Uber, the leading taxi-hailing app, lost a legal fight in the U.K., which requires private drivers to meet strict English reading and writing standards.
According to a report, in August Uber got into a legal fight with the Transport for London after the government agency said drivers should be required to show they can communicate in English to a standard which Uber contended was too high. Late last week a High Court judge dismissed Uber’s argument.
“TfL are entitled to require private hire drivers to demonstrate English language compliance,” Judge John Mitting said, according to the report. Uber had argued that the English reading and writing rules could result in 33,000 of the 110,000 drivers in London not able to renew their licenses over the course of the coming years. Black cabs in London had protested Uber, expressing concerns that Uber’s drivers were hurting their business model because they didn’t have to meet the same standards, the report stated.
“Writing an essay has nothing to do with communicating with passengers or getting them safely from A to B,” Uber’s General Manager in London Tom Elvidge said in a statement. “We intend to appeal this unfair and disproportionate new rule.”

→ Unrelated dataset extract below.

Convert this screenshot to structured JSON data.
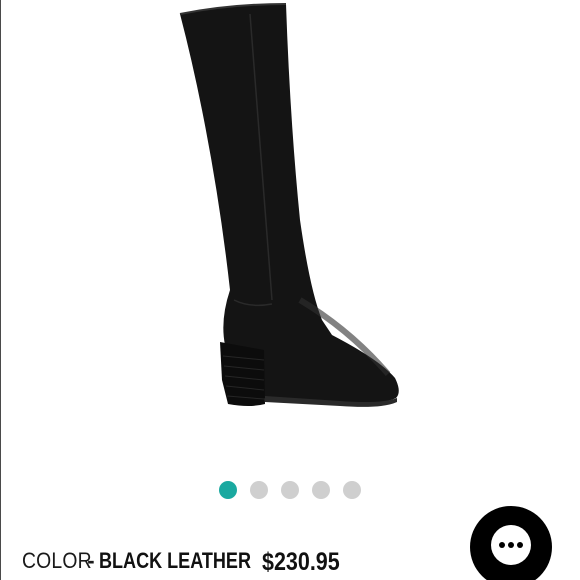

It wasn’t a complete loss for Uber: the court did throw out two TfL ideas, which would require drivers to have private hire insurance, and that the company should operate a 24/7 call center. This isn’t the first run-in Uber has had with regulators in the U.K. In October, a U.K. employment tribunal ruled Uber drivers are workers instead of self-employed contractors. According to a report at the time, the ruling meant workers of the gig economy, at least in the case of Uber, get holiday pay, paid rest breaks and the national minimum wage. Uber, noted the report, plans to appeal the ruling.